I said 'hard to accept', because of how difficult the other cases went when I wanted to address the inhumane way the gender team of the VUmc hospital in Amsterdam and my insurance company Unive had treated me up till that point. For the former I went with my lawyer Yme Drost through a case at the medical disciplinary commission in Amsterdam, but my complaint was rejected. They had treated my case properly, despite the years of physical and psychological abuse and the ignoring of my obvious intersex condition, or so the commission decided. Similarly for the case against Unive at the human rights commission in Utrecht. Despite ignoring my request for full coverage under the same laws as transgenders (similar situation), the commission ignored this and Unive finally denied my request saying that the facial hair growth I wanted coverage for was 'too light to be noticeable', while looking at photos taken over four years after starting treatment.

Finally the current appeal I'm dealing with. In the original ruling I was absolved of most of the responsibility for what happened [1], but I would still get a criminal record and would have to pay thousands of Euros to the owner of some small statues who where present in the room where the incident happened, all of them uninsured. I appealed this ruling on the grounds that a) it was an alternate, DID personality fragment which did it, b) my DID is the result of years of psychological and physical torture and c) the GP's office where the incident happened triggered the incident themselves by refusing to make good on promises they themselves had made. I can only see myself as a victim in this case. There's nothing I could realistically have done to prevent the incident.

I also suffered a lot of punishment due to that incident already. The arrest by the police being quite brutal, with my mother observing that despite me cooperating, they were using a lot of force against me. I got beaten, had my head repeatedly rammed into a car door, got sat upon, forcefully stripped, denied of any comfort and forced to spend an entire night and most of the next day in a holding cell, unable to sleep and falling apart mentally. I still have neuropathy in my right hand due to the handcuffs being put on far too tight and regular pain in my right knee from the bruised bone I suffered there from the beating, probably when they threw me onto the ground. Memories of this regularly haunt me. It's why I'll not pay a cent to anyone as an admission of guilt. I have to pay over a thousand Euro to my lawyer for this appeal, but at least that's aimed at justice, instead of giving into the travesty of justice that is apparently the rule in the Netherlands.

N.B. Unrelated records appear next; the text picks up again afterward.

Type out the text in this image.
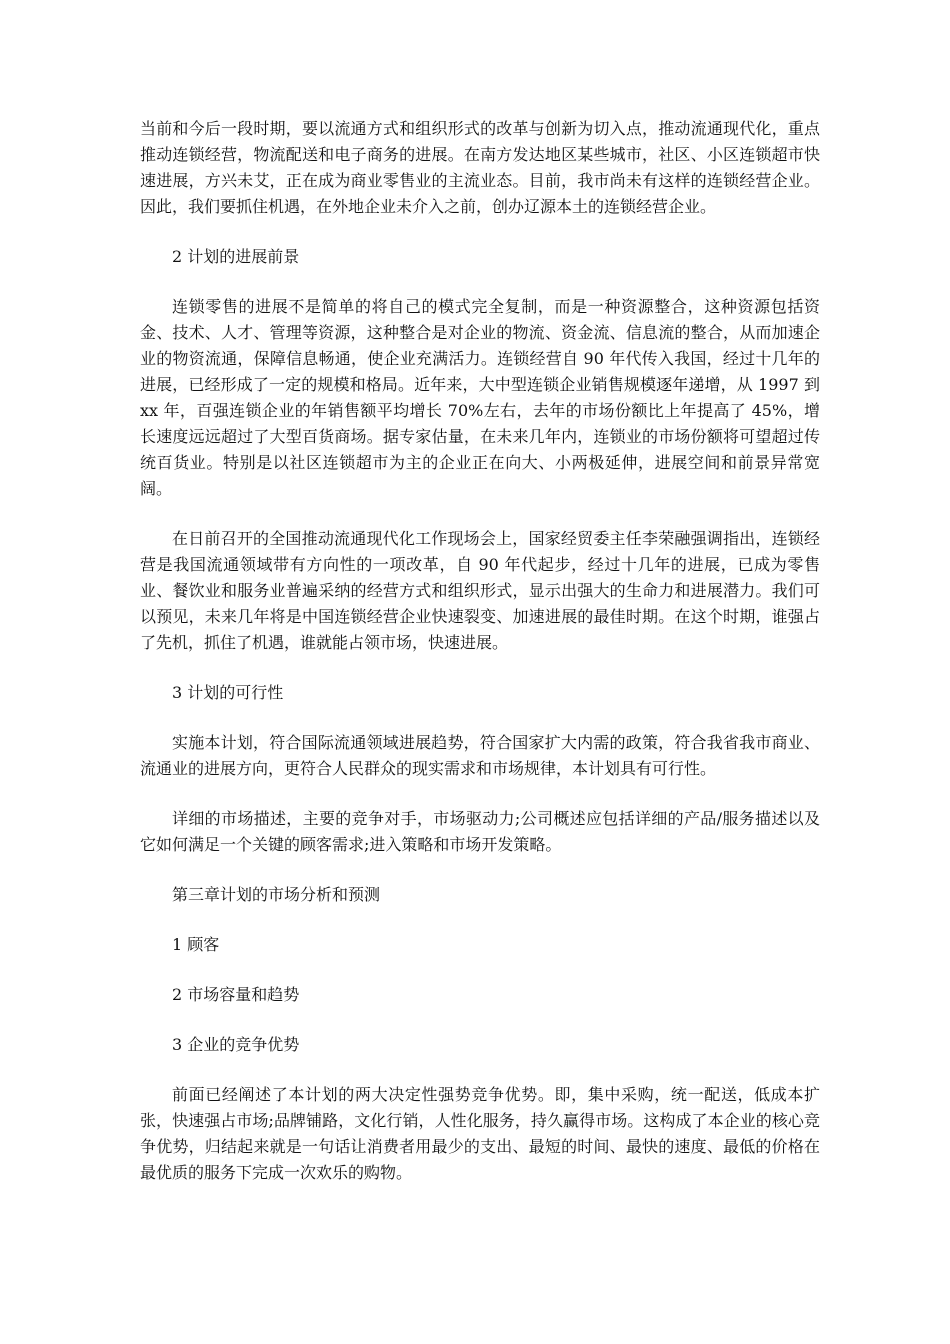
当前和今后一段时期，要以流通方式和组织形式的改革与创新为切入点，推动流通现代化，重点推动连锁经营，物流配送和电子商务的进展。在南方发达地区某些城市，社区、小区连锁超市快速进展，方兴未艾，正在成为商业零售业的主流业态。目前，我市尚未有这样的连锁经营企业。因此，我们要抓住机遇，在外地企业未介入之前，创办辽源本土的连锁经营企业。

2 计划的进展前景

连锁零售的进展不是简单的将自己的模式完全复制，而是一种资源整合，这种资源包括资金、技术、人才、管理等资源，这种整合是对企业的物流、资金流、信息流的整合，从而加速企业的物资流通，保障信息畅通，使企业充满活力。连锁经营自 90 年代传入我国，经过十几年的进展，已经形成了一定的规模和格局。近年来，大中型连锁企业销售规模逐年递增，从 1997 到 xx 年，百强连锁企业的年销售额平均增长 70%左右，去年的市场份额比上年提高了 45%，增长速度远远超过了大型百货商场。据专家估量，在未来几年内，连锁业的市场份额将可望超过传统百货业。特别是以社区连锁超市为主的企业正在向大、小两极延伸，进展空间和前景异常宽阔。

在日前召开的全国推动流通现代化工作现场会上，国家经贸委主任李荣融强调指出，连锁经营是我国流通领域带有方向性的一项改革，自 90 年代起步，经过十几年的进展，已成为零售业、餐饮业和服务业普遍采纳的经营方式和组织形式，显示出强大的生命力和进展潜力。我们可以预见，未来几年将是中国连锁经营企业快速裂变、加速进展的最佳时期。在这个时期，谁强占了先机，抓住了机遇，谁就能占领市场，快速进展。

3 计划的可行性

实施本计划，符合国际流通领域进展趋势，符合国家扩大内需的政策，符合我省我市商业、流通业的进展方向，更符合人民群众的现实需求和市场规律，本计划具有可行性。

详细的市场描述，主要的竞争对手，市场驱动力;公司概述应包括详细的产品/服务描述以及它如何满足一个关键的顾客需求;进入策略和市场开发策略。

第三章计划的市场分析和预测

1 顾客

2 市场容量和趋势

3 企业的竞争优势

前面已经阐述了本计划的两大决定性强势竞争优势。即，集中采购，统一配送，低成本扩张，快速强占市场;品牌铺路，文化行销，人性化服务，持久赢得市场。这构成了本企业的核心竞争优势，归结起来就是一句话让消费者用最少的支出、最短的时间、最快的速度、最低的价格在最优质的服务下完成一次欢乐的购物。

Quite a nice list so far, I'd say. Traumatic disorders, lawsuits which further put me away as a liar and common criminal and general hostility among the healthcare 'professionals'. Another thing I sadly have as a Dutch legacy are stalkers. I'd say I have about five or six of them, with some given up or merely on a break. It's hard to say exactly. Some of them prefer to harass me directly, trying to break my spirit by pointing me at the 'fact' that I don't know what I am exactly, insisting that I'm merely a boy pretending to be a woman and really, really confused. Others stalk me excessively, one even going so far as to con me into renting an apartment together, then grooming me to behave like a couple while psychologically and physically torturing me.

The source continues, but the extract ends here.